A walk in the park
Une première goutte s’écrase sur mon visage. Puis une deuxième. Je n’identifie pas immédiatement cette sensation, mais elle a au moins le mérite de me sortir de mon sommeil. Cela doit faire plus de deux heures que je comate sur ce banc, dans un état d’hébétude totale que seule la meilleure indoor peut me procurer.
Je tente de soulever ma tête, mais l’effort se révèle vite inutile : je n’ai pas encore la force de bouger. Une troisième goutte me tombe sur l’œil, comme pour me contraindre à l’ouvrir. J’ouvre l’autre, par pur esprit de contradiction. Je ne vais pas commencer à me faire dicter ma conduite par un vulgaire caprice climatique.
Le paysage est noyé dans la brume. Quelque chose ne colle pas. A moins de se trouver au Royaume-Uni, il est peu probable de subir les assauts simultanés de la pluie et du brouillard. J’en déduis donc que mon esprit a redémarré plus vite que mon corps, et que cette brume n’est en réalité qu’une illusion d’optique se jouant de mes yeux éclatés.
Quelle étrange sensation : je suis assez lucide pour comprendre que ma vue me joue des tours, mais pas encore capable d’y remédier. Une quatrième goutte atterrit sur ma lèvre supérieure. Je me lèche la lèvre inférieure, histoire de manifester que mon désir de contradiction est toujours bien vivace. Puis le ciel se déchire.

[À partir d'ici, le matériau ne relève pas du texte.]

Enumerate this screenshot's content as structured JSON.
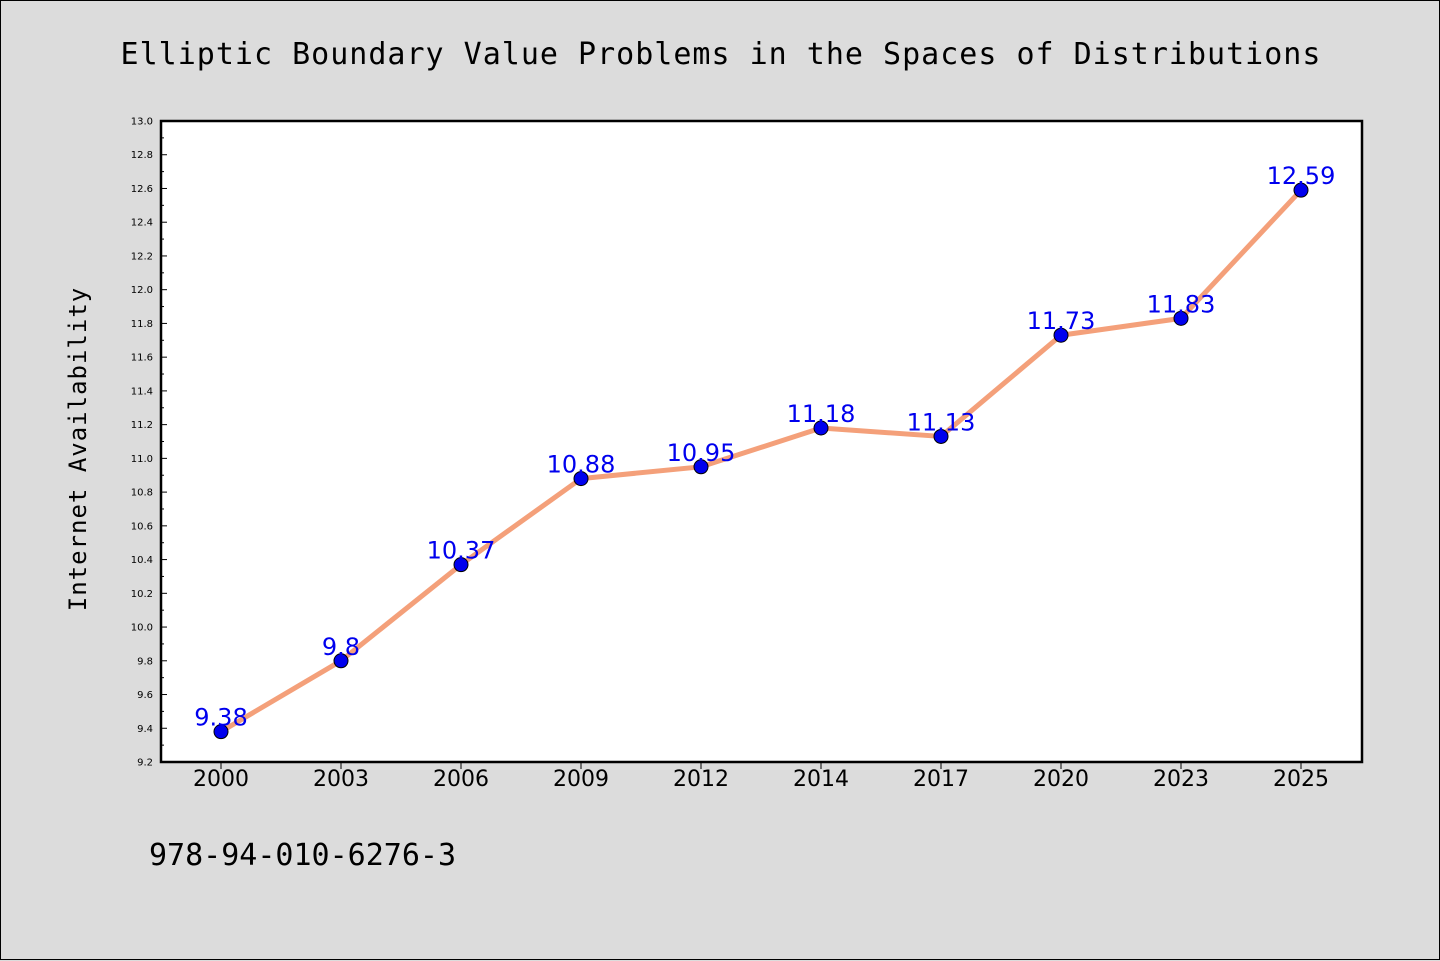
{
  "chart_data": {
    "type": "line",
    "title": "Elliptic Boundary Value Problems in the Spaces of Distributions",
    "xlabel": "",
    "ylabel": "Internet Availability",
    "categories": [
      "2000",
      "2003",
      "2006",
      "2009",
      "2012",
      "2014",
      "2017",
      "2020",
      "2023",
      "2025"
    ],
    "series": [
      {
        "values": [
          9.38,
          9.8,
          10.37,
          10.88,
          10.95,
          11.18,
          11.13,
          11.73,
          11.83,
          12.59
        ],
        "data_labels": [
          "9.38",
          "9.8",
          "10.37",
          "10.88",
          "10.95",
          "11.18",
          "11.13",
          "11.73",
          "11.83",
          "12.59"
        ],
        "line_color": "#f4a07a",
        "marker_color": "#0000ee"
      }
    ],
    "ylim": [
      9.2,
      13.0
    ],
    "yticks": [
      "9.2",
      "9.4",
      "9.6",
      "9.8",
      "10.0",
      "10.2",
      "10.4",
      "10.6",
      "10.8",
      "11.0",
      "11.2",
      "11.4",
      "11.6",
      "11.8",
      "12.0",
      "12.2",
      "12.4",
      "12.6",
      "12.8",
      "13.0"
    ],
    "grid": false,
    "legend": "none",
    "footer": "978-94-010-6276-3"
  }
}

Je me redresse péniblement pour atteindre la position assise ; il est encore trop tôt pour espérer se lever sans que ma démarche titubante et mes problèmes de coordination n’attirent l’attention du premier agent municipal qui croisera ma route. Quand on sait que les agents en question sont plus nombreux dans les rues de ma ville que les Chinois à Shanghai, ce type de précaution n’est jamais superflu.

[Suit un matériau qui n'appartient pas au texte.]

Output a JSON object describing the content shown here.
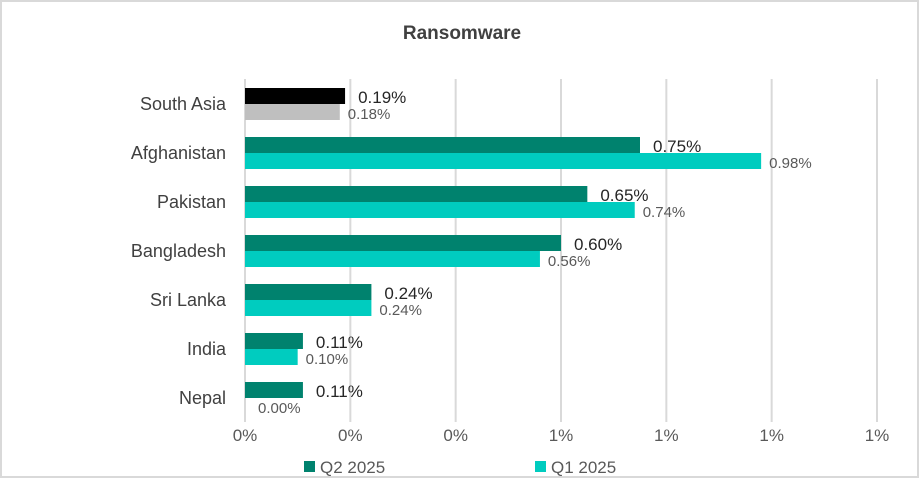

Le parc est à présent voilé par un épais rideau de pluie. Les contours des arbres se font incertains, et de petits torrents poussiéreux trahissent le nivellement très inégal des allées. Au loin, il me semble apercevoir une mère de famille sous un parapluie, tenant son enfant par la main et tentant avec peine de l’empêcher de sauter pieds joints dans les flaques naissantes.
Je ne suis néanmoins pas assez orgueilleux pour croire ce que me disent mes yeux (ils m’ont déjà prouvé que je ne devrais pas leur faire une confiance aveugle). A cette distance, il pourrait tout aussi bien s’agir de l’incroyable Hulk promenant un ours polaire. Dans mon état, je ne suis d’ailleurs pas convaincu qu’une telle vision serait susceptible de m’étonner.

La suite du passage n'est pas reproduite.